Zarządy obu spółek o opóźnieniu wypowiadają się dość enigmatycznie. – Azoty Tarnów i ZA Puławy mają już jasny kierunek prac nad umową o konsolidacji. Co więcej, w warstwie zasadniczej komitet sterujący wypracował już większość zapisów. Potrzebujemy jeszcze kilkunastu dni, by dopracować wszystko w szczegółach – stwierdza Jerzy Marciniak, prezes Azotów Tarnów. W podobnym tonie wypowiada się Paweł Jarczewski, prezes Puław. Zaznacza, że część zapisów wymaga jeszcze analizy i konsultacji.
Obie strony podkreślają, że wszystkie decyzje zostaną podjęte w nowo wyznaczonym terminie.
Zdaniem Michała Buczyńskiego z DM Trigon przesunięcie terminu o dwa tygodnie nie ma dużego znaczenia, na razie nie odbiera tego jako zagrożenie dla porozumienia. – Na pewno rozmowy między stronami nie są łatwe – ocenia analityk.

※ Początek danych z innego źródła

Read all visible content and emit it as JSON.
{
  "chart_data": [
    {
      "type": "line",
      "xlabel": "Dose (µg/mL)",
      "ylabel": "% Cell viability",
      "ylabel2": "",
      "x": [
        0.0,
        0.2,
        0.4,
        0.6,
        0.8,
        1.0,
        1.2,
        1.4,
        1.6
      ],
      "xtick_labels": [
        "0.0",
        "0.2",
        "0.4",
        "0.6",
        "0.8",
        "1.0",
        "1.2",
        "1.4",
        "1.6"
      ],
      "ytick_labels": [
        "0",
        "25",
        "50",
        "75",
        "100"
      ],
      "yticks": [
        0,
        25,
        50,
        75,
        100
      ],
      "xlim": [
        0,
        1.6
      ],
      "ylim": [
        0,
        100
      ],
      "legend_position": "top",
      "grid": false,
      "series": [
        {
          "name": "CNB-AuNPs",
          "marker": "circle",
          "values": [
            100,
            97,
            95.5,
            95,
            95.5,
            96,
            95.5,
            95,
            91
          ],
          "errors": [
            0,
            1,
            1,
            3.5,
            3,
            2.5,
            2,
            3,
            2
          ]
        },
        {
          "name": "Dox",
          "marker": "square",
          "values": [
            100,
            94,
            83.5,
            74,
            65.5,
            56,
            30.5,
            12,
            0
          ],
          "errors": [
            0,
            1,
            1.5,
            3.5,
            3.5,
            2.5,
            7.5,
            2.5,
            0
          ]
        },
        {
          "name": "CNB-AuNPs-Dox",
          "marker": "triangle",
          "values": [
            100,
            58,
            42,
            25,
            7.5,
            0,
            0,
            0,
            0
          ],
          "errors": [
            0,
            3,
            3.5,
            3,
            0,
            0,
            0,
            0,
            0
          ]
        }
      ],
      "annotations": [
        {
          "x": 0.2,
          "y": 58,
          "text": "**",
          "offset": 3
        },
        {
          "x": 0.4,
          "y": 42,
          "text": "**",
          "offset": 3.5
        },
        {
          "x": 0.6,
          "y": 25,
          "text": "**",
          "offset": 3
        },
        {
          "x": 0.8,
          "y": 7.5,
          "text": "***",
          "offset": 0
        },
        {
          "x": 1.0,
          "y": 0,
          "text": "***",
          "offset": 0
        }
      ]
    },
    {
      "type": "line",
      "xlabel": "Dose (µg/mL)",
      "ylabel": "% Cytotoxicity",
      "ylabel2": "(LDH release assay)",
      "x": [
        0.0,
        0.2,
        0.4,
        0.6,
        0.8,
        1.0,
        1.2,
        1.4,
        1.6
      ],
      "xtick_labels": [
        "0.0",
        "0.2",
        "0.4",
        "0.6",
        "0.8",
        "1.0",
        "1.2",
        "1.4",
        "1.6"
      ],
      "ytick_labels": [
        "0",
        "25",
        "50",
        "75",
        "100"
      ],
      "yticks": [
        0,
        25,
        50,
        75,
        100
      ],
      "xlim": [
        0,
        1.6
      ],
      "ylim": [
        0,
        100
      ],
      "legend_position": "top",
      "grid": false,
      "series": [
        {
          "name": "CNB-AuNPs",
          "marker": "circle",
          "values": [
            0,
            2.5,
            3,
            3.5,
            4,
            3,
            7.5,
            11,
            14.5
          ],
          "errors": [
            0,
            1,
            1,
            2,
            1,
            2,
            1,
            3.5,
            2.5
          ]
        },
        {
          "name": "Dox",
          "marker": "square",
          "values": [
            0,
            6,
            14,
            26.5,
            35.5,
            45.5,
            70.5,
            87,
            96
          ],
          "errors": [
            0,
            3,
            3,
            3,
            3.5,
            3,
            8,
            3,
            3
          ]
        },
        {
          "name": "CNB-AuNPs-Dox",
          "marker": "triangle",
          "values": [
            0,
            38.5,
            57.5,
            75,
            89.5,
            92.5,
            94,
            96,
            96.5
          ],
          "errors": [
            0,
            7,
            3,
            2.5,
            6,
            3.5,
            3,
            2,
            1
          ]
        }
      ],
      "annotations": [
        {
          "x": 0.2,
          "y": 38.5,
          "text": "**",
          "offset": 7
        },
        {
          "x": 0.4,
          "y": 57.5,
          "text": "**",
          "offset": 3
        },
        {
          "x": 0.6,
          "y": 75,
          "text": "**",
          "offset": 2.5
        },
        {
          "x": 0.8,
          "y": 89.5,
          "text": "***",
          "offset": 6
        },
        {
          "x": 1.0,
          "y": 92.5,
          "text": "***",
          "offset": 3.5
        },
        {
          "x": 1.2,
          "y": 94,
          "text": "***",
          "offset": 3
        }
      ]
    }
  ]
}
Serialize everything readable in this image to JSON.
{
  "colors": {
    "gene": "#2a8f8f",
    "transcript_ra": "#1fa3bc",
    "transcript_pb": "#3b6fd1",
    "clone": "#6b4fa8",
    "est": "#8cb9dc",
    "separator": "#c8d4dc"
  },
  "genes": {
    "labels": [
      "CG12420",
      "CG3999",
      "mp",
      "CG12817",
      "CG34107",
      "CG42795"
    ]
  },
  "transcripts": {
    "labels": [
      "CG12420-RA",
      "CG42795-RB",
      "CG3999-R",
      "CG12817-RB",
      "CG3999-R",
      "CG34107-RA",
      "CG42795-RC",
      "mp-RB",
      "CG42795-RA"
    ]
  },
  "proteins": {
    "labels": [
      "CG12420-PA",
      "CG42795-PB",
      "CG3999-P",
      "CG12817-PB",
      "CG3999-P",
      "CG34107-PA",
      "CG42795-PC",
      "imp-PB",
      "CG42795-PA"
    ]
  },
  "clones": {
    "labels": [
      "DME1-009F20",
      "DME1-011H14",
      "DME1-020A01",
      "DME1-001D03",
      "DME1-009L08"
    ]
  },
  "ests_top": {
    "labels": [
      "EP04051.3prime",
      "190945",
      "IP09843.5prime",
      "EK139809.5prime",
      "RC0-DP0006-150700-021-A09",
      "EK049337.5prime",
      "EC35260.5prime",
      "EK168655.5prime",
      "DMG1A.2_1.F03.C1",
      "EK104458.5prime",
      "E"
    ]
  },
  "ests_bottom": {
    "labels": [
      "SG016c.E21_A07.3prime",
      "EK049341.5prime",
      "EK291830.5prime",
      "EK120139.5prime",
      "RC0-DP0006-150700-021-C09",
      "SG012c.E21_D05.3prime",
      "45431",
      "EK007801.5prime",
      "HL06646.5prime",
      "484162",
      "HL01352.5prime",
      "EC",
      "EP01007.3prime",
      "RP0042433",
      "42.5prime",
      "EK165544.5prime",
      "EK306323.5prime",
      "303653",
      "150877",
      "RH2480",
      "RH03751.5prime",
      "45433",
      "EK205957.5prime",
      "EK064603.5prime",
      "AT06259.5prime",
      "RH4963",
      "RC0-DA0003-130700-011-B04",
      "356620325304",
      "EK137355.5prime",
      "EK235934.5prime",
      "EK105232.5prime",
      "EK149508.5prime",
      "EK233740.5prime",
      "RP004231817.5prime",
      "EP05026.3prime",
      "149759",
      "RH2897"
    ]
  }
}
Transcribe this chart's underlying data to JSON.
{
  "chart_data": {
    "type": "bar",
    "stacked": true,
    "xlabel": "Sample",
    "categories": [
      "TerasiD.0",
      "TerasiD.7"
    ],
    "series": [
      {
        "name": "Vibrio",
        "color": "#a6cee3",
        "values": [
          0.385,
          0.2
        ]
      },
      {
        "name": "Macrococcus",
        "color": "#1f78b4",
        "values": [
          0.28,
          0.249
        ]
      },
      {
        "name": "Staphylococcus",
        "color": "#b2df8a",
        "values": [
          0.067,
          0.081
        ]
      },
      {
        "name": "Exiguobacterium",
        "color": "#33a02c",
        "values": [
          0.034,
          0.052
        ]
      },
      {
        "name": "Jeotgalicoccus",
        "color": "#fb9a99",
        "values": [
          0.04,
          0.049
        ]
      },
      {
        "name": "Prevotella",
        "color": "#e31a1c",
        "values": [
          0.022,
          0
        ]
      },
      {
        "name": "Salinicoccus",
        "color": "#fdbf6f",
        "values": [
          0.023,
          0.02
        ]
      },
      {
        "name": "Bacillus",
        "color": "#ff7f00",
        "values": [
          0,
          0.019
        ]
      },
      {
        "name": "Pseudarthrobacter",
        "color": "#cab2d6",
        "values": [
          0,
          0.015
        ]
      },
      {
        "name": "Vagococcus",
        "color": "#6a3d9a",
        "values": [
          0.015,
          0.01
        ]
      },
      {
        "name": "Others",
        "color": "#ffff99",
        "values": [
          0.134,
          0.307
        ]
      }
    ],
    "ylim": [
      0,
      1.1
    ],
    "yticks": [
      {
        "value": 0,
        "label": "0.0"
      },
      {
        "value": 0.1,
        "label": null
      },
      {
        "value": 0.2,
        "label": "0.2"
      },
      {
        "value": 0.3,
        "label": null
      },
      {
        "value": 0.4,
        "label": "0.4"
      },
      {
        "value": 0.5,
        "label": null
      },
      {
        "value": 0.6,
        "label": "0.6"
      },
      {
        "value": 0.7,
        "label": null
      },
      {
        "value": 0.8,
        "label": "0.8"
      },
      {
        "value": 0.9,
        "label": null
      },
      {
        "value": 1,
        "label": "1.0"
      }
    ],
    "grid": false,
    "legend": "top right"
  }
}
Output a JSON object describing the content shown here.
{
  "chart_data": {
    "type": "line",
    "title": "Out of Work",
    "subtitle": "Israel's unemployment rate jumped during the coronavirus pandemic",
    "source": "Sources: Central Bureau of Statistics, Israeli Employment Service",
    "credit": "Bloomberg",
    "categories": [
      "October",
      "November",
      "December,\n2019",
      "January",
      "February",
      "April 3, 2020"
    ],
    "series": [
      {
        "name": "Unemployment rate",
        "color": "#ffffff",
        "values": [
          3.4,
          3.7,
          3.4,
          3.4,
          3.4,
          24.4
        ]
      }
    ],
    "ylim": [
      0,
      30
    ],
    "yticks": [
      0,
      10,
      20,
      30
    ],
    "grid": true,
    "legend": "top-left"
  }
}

Łukasz Siwek z DM Millennium przypuszcza, że obecnie obszarem największych tarć mogą być ustalenia dotyczące podziału biznesu między obie grupy nawozowo-chemiczne. – Jednak większość kluczowych spraw będzie uzgadniana w drugiej fazie połączenia, dlatego nawet ewentualne nieporozumienia teraz – jeśli w ogóle takie występują – nie mają kluczowego znaczenia dla całego procesu. Większe różnice z pewnością będą później – zaznacza Siwek.